Now just to complete this, let us consider briefly the differences between remorse and repentance, because they are not the same thing. In remorse, you can have a sorrow because of failure and you can be very annoyed with yourself because you have done something that you know to be wrong and that you should not do. Indeed, remorse can go further; it can even include a fear of the consequences. Let us never forget that remorse can go as far as that. But that is not what Paul calls ‘godly sorrow’. Let me remind you of what that is. Paul writes:
Now I rejoice, not that ye were made sorry, but that ye sorrowed to repentance. [You can be made sorry without sorrowing to repentance.] For ye were made sorry after a godly manner, that ye might receive damage by us in nothing. For godly sorrow [this is the thing] worketh repentance to salvation not to be repented of … For behold this selfsame thing, that ye sorrowed after a godly sort, what carefulness it wrought in you; yea, what clearing of yourselves; yea, what indignation; yea, what fear; yea, what vehement desire; yea, what zeal; yea, what revenge!
2 Corinthians 7:9–11
You see the passion, the feeling, the emotion. They have seen it with their minds, they feel it and have done something about it.

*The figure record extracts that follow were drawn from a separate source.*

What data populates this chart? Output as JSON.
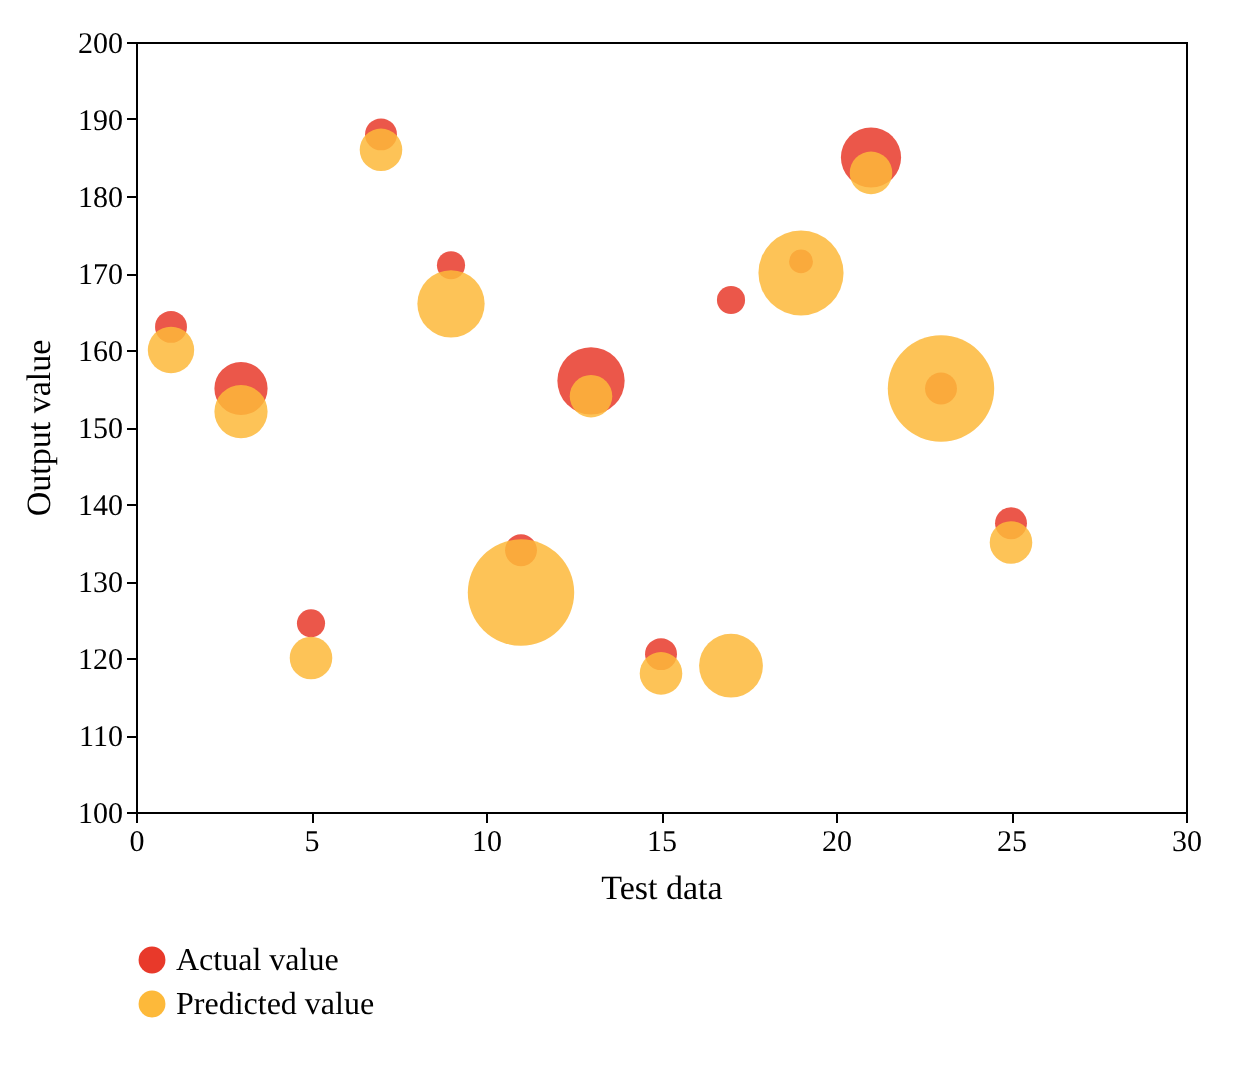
{
  "chart_data": {
    "type": "bubble",
    "xlabel": "Test data",
    "ylabel": "Output value",
    "xlim": [
      0,
      30
    ],
    "xticks": [
      0,
      5,
      10,
      15,
      20,
      25,
      30
    ],
    "ylim": [
      100,
      200
    ],
    "yticks": [
      100,
      110,
      120,
      130,
      140,
      150,
      160,
      170,
      180,
      190,
      200
    ],
    "grid": false,
    "legend": "bottom",
    "marker": "circle",
    "series": [
      {
        "name": "Actual value",
        "color": "#e8392a",
        "x": [
          1,
          3,
          5,
          7,
          9,
          11,
          13,
          15,
          17,
          19,
          21,
          23,
          25
        ],
        "values": [
          163,
          155,
          124.5,
          188,
          171,
          134,
          156,
          120.5,
          166.5,
          171.5,
          185,
          155,
          137.5
        ],
        "sizes": [
          0.09,
          0.25,
          0.07,
          0.09,
          0.07,
          0.09,
          0.4,
          0.09,
          0.07,
          0.05,
          0.32,
          0.09,
          0.09
        ]
      },
      {
        "name": "Predicted value",
        "color": "#fdb93a",
        "x": [
          1,
          3,
          5,
          7,
          9,
          11,
          13,
          15,
          17,
          19,
          21,
          23,
          25
        ],
        "values": [
          160,
          152,
          120,
          186,
          166,
          128.5,
          154,
          118,
          119,
          170,
          183,
          155,
          135
        ],
        "sizes": [
          0.19,
          0.25,
          0.16,
          0.16,
          0.4,
          1,
          0.16,
          0.16,
          0.36,
          0.64,
          0.16,
          1,
          0.16
        ]
      }
    ]
  }
}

So what are the differences between repentance and remorse? Well, true repentance, differing from remorse, includes these elements. It gives us a sense of having offended against God and having grieved Him and hurt Him. It gives us, I repeat, a sense of pollution and of utter unworthiness. It makes us say
I hate the sins that made Thee mourn
That drove Thee from my breast.
It gives us a longing and a determination to be rid of sin. This vehement desire, this activity, this zeal, this revenge that Paul is talking about, this is godly sorrow.
We can again sum it up in one of the Beatitudes. This is the ultimate test of true repentance and the thing that differentiates it most of all from remorse—repentance gives us a hunger and thirst after righteousness. It makes us desire to be like Christ and more and more like Him, to be righteous and holy and clean. We do not simply feel sorrow because we have fallen again and because we are suffering afterwards and have let ourselves down—not at all. Remorse is negative—repentance is positive.

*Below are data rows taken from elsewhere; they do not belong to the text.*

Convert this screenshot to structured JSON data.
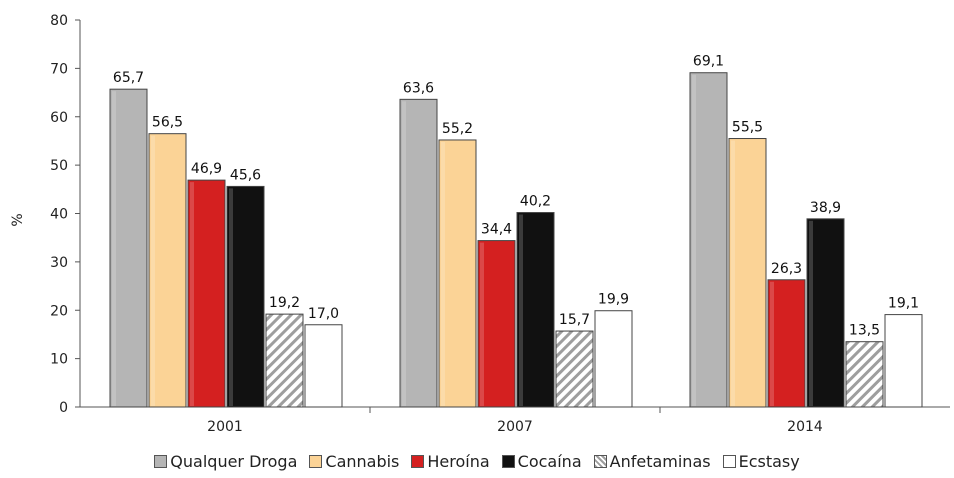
{
  "chart_data": {
    "type": "bar",
    "categories": [
      "2001",
      "2007",
      "2014"
    ],
    "series": [
      {
        "name": "Qualquer Droga",
        "values": [
          65.7,
          63.6,
          69.1
        ],
        "labels": [
          "65,7",
          "63,6",
          "69,1"
        ],
        "color": "#b5b5b5",
        "pattern": "solid"
      },
      {
        "name": "Cannabis",
        "values": [
          56.5,
          55.2,
          55.5
        ],
        "labels": [
          "56,5",
          "55,2",
          "55,5"
        ],
        "color": "#fbd396",
        "pattern": "solid"
      },
      {
        "name": "Heroína",
        "values": [
          46.9,
          34.4,
          26.3
        ],
        "labels": [
          "46,9",
          "34,4",
          "26,3"
        ],
        "color": "#d42020",
        "pattern": "solid"
      },
      {
        "name": "Cocaína",
        "values": [
          45.6,
          40.2,
          38.9
        ],
        "labels": [
          "45,6",
          "40,2",
          "38,9"
        ],
        "color": "#111111",
        "pattern": "solid"
      },
      {
        "name": "Anfetaminas",
        "values": [
          19.2,
          15.7,
          13.5
        ],
        "labels": [
          "19,2",
          "15,7",
          "13,5"
        ],
        "color": "#bdbdbd",
        "pattern": "hatch"
      },
      {
        "name": "Ecstasy",
        "values": [
          17.0,
          19.9,
          19.1
        ],
        "labels": [
          "17,0",
          "19,9",
          "19,1"
        ],
        "color": "#ffffff",
        "pattern": "solid"
      }
    ],
    "ylabel": "%",
    "xlabel": "",
    "ylim": [
      0,
      80
    ],
    "yticks": [
      "0",
      "10",
      "20",
      "30",
      "40",
      "50",
      "60",
      "70",
      "80"
    ],
    "grid": false,
    "legend_position": "bottom"
  }
}
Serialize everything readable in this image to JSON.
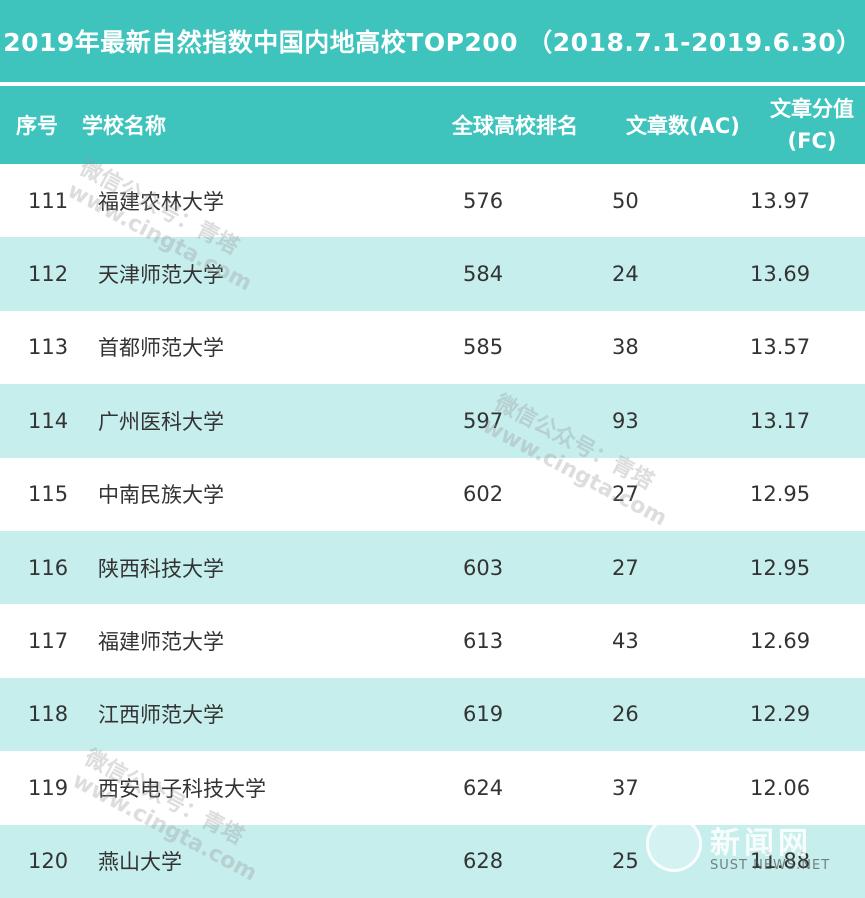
{
  "title": "2019年最新自然指数中国内地高校TOP200 （2018.7.1-2019.6.30）",
  "header": {
    "seq": "序号",
    "name": "学校名称",
    "global_rank": "全球高校排名",
    "ac": "文章数(AC)",
    "fc_line1": "文章分值",
    "fc_line2": "(FC)"
  },
  "rows": [
    {
      "seq": "111",
      "name": "福建农林大学",
      "rank": "576",
      "ac": "50",
      "fc": "13.97"
    },
    {
      "seq": "112",
      "name": "天津师范大学",
      "rank": "584",
      "ac": "24",
      "fc": "13.69"
    },
    {
      "seq": "113",
      "name": "首都师范大学",
      "rank": "585",
      "ac": "38",
      "fc": "13.57"
    },
    {
      "seq": "114",
      "name": "广州医科大学",
      "rank": "597",
      "ac": "93",
      "fc": "13.17"
    },
    {
      "seq": "115",
      "name": "中南民族大学",
      "rank": "602",
      "ac": "27",
      "fc": "12.95"
    },
    {
      "seq": "116",
      "name": "陕西科技大学",
      "rank": "603",
      "ac": "27",
      "fc": "12.95"
    },
    {
      "seq": "117",
      "name": "福建师范大学",
      "rank": "613",
      "ac": "43",
      "fc": "12.69"
    },
    {
      "seq": "118",
      "name": "江西师范大学",
      "rank": "619",
      "ac": "26",
      "fc": "12.29"
    },
    {
      "seq": "119",
      "name": "西安电子科技大学",
      "rank": "624",
      "ac": "37",
      "fc": "12.06"
    },
    {
      "seq": "120",
      "name": "燕山大学",
      "rank": "628",
      "ac": "25",
      "fc": "11.88"
    }
  ],
  "watermark": {
    "line1": "微信公众号：青塔",
    "line2": "www.cingta.com"
  },
  "logo": {
    "text": "新闻网",
    "sub": "SUST NEWS.NET"
  },
  "colors": {
    "header_bg": "#3ec4bd",
    "stripe_bg": "#c6eeec",
    "text": "#333333"
  }
}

Oh for a heart to praise my God,
A heart from sin set free;
A heart that always feels Thy blood
So freely shed for me.
That is repentance.
David Martyn Lloyd-Jones, God the Holy Spirit (Wheaton, IL: Crossway Books, 1997), 137–138.

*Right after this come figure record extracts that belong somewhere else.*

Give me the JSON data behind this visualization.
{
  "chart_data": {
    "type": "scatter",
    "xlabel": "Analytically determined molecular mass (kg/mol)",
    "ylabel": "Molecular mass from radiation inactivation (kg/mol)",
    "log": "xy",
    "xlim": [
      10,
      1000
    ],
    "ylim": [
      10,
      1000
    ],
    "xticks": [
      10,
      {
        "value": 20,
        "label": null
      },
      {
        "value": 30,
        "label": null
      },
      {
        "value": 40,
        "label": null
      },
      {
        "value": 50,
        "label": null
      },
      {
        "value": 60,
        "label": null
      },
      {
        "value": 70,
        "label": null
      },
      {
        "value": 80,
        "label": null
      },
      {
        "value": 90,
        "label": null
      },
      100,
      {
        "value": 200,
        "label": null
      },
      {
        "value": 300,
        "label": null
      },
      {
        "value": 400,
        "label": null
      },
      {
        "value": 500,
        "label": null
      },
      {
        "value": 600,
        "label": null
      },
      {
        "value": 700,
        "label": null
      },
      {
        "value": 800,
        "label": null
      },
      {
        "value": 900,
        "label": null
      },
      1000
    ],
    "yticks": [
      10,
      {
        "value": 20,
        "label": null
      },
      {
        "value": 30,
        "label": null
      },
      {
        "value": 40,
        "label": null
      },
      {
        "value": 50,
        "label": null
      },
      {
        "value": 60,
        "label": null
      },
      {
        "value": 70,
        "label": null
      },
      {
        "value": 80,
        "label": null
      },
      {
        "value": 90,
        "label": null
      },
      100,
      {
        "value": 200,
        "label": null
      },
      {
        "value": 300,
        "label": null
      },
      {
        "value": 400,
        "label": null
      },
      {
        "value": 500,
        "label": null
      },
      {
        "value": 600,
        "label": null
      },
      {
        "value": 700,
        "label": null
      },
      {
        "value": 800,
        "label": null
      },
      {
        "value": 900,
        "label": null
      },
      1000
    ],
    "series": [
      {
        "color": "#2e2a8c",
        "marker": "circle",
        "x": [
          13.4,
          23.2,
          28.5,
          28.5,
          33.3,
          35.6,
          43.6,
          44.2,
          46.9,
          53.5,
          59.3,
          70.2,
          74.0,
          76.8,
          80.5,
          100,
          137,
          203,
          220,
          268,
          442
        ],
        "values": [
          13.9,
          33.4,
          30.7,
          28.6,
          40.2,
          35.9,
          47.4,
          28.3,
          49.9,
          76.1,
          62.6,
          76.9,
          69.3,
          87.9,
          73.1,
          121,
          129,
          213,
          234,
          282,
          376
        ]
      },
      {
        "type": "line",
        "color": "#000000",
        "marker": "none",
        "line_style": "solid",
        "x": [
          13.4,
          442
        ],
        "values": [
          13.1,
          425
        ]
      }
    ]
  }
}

It is the Spirit who shows us our need, it is He who reminds us of our sin. There is nothing that is so likely to lead a man to prayer as his consciousness of his sin and of his need. And this is the peculiar work of the Holy Spirit. You see the difference between merely rushing into the presence of God with certain petitions, and truly having fellowship and communion. You say to yourself, I am going to have this audience with the King eternal, immortal, invisible. Who am I to go in? What kind of a creature am I? How am I clad, how am I shod, what is my appearance? In other words, the Holy Spirit is making you see your sin, He is convincing you and convicting you of your need, He is creating within you a godly sorrow, a true repentance. That is most conducive to prayer. He is preparing you.
David Martyn Lloyd-Jones, God’s Way of Reconciliation: An Exposition of Ephesians 2 (Grand Rapids: Baker Book House, 1972), 273–274.